David Ovalle, Miami Herald on

Published in Entertainment News

MIAMI -- Comedian Hannibal Buress, once arrested by a Miami police officer for disorderly intoxication, returned to the Magic City over the weekend for a show -- and he didn't hold back.

On stage during an extended bit on Saturday night, Buress ripped the Miami police officer who arrested him in a case that was quickly dropped by prosecutors. On a big-screen, the comedian showed body-camera footage of the arrest.

Then, he gave a shout-out to his Miami defense attorney, Brian Bieber, even putting a photo of the lawyer on the screen. He found Bieber in the crowd. The lawyer stood up to loud applause.

"Brian Bieber in the building, everyone," Buress said.

"Certainly, my wife and two children, they got a kick out of it," Bieber said on Monday morning.

If you weren't there, you'll see it eventually. Buress was taping a new television stand-up special during Saturday night's show at the Olympia Theater in Miami.

The comedian has starred in numerous standup-comedy specials, on the show "Broad City," and as an actor in movies such as "Spider-Man Homecoming" and "Baywatch." He is also known for talking on stage about rumors of sexual assaults by comedian Bill Cosby, who was later accused publicly by several women.
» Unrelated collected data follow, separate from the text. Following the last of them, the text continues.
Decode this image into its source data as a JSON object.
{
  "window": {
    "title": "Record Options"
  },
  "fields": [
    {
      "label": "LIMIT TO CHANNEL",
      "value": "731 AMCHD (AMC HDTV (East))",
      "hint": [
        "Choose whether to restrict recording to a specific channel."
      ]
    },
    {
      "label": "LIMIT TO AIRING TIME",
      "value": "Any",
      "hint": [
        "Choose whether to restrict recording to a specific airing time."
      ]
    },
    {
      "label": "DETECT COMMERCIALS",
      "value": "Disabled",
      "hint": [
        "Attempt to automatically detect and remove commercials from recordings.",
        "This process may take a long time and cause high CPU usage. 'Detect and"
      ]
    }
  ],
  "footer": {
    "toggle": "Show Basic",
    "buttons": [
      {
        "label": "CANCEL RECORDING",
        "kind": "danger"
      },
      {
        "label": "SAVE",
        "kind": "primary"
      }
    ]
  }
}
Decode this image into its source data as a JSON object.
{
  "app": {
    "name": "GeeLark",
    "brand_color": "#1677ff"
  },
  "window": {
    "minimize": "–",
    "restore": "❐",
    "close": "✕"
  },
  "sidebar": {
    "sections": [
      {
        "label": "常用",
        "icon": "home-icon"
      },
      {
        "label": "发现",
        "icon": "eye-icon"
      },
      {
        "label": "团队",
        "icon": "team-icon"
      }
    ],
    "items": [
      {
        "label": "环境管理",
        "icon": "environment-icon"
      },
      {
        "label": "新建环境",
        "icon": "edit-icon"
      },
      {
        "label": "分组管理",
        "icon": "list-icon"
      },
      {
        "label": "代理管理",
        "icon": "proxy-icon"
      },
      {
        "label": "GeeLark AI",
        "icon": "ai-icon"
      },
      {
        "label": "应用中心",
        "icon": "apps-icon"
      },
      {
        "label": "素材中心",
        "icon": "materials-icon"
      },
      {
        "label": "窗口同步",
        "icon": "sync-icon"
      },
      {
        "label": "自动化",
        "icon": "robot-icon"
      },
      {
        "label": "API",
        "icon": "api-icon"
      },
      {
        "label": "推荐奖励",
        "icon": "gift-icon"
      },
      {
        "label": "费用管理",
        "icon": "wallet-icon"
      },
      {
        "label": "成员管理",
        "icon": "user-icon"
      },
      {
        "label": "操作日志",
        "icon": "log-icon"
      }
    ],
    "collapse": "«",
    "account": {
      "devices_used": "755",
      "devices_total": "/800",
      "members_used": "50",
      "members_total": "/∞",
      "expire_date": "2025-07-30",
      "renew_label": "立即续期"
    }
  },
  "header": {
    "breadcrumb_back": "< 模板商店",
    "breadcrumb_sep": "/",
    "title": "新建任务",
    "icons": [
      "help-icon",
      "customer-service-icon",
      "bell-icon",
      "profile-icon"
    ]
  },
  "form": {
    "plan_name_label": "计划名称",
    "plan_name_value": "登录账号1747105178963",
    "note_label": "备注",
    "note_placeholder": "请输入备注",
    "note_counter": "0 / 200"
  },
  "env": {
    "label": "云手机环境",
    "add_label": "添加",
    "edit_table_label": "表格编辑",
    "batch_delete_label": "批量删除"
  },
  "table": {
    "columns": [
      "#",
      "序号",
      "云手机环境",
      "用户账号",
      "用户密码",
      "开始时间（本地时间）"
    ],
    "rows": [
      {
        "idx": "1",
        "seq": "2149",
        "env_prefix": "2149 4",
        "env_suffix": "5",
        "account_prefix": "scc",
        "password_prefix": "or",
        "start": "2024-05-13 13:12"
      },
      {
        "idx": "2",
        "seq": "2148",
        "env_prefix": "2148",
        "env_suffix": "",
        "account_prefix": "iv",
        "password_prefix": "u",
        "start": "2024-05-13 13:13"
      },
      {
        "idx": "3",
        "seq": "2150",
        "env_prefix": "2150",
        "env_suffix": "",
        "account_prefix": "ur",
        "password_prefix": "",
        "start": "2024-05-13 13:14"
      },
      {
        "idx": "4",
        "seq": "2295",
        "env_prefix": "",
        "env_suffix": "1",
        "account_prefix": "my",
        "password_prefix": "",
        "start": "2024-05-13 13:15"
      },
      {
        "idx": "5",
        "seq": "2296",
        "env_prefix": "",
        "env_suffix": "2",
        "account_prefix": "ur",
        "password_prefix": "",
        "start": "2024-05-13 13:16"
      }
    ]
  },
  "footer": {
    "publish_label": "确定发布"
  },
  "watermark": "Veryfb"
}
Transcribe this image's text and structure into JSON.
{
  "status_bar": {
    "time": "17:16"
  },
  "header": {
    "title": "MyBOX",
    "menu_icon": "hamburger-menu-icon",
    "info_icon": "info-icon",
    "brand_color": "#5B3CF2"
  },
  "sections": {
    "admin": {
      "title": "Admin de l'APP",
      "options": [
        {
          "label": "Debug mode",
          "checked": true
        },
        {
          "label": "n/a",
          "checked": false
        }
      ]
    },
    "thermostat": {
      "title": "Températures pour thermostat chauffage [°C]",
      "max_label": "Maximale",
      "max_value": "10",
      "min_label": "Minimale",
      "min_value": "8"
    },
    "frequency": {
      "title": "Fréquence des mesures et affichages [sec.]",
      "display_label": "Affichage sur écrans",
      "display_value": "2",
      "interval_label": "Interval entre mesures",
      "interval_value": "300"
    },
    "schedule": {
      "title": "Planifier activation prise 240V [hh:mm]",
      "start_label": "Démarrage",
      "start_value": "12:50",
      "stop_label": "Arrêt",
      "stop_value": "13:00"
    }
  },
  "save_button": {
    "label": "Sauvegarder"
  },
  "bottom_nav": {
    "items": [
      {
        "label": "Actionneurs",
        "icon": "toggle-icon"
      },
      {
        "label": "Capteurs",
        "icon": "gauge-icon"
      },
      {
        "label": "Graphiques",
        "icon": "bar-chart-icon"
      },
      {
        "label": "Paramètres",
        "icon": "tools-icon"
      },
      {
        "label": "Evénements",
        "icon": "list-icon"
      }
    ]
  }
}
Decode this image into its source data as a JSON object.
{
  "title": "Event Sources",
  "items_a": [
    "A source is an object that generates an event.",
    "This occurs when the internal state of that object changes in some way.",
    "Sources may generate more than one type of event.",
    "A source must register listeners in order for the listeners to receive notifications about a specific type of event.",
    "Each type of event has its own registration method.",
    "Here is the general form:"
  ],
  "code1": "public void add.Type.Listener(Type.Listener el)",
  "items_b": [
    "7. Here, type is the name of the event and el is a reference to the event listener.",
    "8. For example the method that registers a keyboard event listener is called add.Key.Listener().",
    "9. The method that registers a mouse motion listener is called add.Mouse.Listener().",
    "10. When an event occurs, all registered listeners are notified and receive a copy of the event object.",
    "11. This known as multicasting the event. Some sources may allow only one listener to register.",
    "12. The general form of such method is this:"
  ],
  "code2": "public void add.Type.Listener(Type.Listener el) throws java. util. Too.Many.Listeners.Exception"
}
It was in December 2017 that Miami Police Officer Luis Verne arrested Buress in Wynwood in December 2017, after the comedian asked him to call him an Uber.


That prompted a number of exchanges caught on police body camera. "Hey, what's up?! It's me, Hannibal Buress," he told the cop, laughing. "This cop is stupid as f---. Hey, put this camera on."

Verne arrested Buress on a misdemeanor charge of disorderly intoxication. Bieber successfully argued that asking a police officer to call you an Uber was free speech protected by the First Amendment. The Miami-Dade State Attorney's Office agreed.

Buress didn't hold back going after Verne, even reading a portion of a Miami New Times story on Verne's history of discipline, which included a drunken attack at a bar-restaurant.